Splashed Ink Landscape

Splashed Ink Landscape. By Soga Sojo (active 1490–approx.1512). Japan. Hanging scroll. Ink on paper. Gift and purchase from the Harry G. C. Packard Collection Charitable Trust in honor of Dr. Shujiro Shimada, 1991.63.

What is going on in this painting?
Looking carefully: do you see a landscape in this quickly brushed work? This style of painting is called “splashed ink landscape.” With a few strokes and ink washes the artist suggests mountains, a building, trees, a path, and two human figures.
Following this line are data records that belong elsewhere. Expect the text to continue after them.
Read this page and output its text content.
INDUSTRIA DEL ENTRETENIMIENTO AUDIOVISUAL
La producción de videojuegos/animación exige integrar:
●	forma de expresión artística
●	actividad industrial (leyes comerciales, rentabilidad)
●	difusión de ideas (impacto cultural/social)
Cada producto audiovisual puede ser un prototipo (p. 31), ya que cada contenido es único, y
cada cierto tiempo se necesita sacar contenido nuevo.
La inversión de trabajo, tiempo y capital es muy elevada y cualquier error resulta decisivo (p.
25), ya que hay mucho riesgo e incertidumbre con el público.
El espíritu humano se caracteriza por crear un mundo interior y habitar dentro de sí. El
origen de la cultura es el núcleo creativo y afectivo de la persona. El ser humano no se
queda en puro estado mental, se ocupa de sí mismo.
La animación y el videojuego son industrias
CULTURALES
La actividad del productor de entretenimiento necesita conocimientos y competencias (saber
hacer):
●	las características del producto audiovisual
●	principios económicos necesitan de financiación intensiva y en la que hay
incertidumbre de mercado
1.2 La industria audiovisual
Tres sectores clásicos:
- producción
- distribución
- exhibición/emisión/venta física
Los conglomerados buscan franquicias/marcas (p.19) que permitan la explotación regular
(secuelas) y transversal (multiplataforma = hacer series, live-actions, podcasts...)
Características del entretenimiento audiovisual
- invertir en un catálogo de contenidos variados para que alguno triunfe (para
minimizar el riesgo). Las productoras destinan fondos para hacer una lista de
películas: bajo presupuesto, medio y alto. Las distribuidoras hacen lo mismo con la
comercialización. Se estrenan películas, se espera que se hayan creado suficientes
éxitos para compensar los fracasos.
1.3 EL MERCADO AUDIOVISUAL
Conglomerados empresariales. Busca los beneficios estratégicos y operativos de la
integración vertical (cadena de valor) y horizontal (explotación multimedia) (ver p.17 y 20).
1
What is written at the top?
The poem, written in Chinese form and characters may be translated as follows:

In the Song period there was a painter Meng Haoran,
in the Tang period there was a poet Bai Juyi (Letian).
A monk strolls in the forests and around streams,
tall pavilion and mansion glitter in gold and silver.
A few clouds float in the sky,
a distant mountain silently awaits him.
- Written by Zen Nanzen Gichiku Shurin

The poem, which mentions famous Chinese poets from the past, was likely added after the painting was complete, and may have been inspired by the painting, particularly the last four lines.

Discussion/Activity:

  1. Compare this painting with the Painting of the Buddhist Monk Daruma
    1. In two columns list adjectives describing each work; start by considering subject matter—who are the figures, what else is depicted besides the figure; then focus on how the image is painted—quickly, carefully, in detail, sketchily, etc.
    2. How much time did each artist spend on the work? Look for their brushstrokes and try to guess how many strokes were used in each work.
    3. What mood is conveyed in each—serious, refreshing, thoughtful?
    4. How does each artist use the unpainted surface in his design?
  2. Discussion: Does the painting accurately represent the poem? Discuss Soami’s picture in comparison to the words of the poem. If you were to paint the poem, what might you do differently?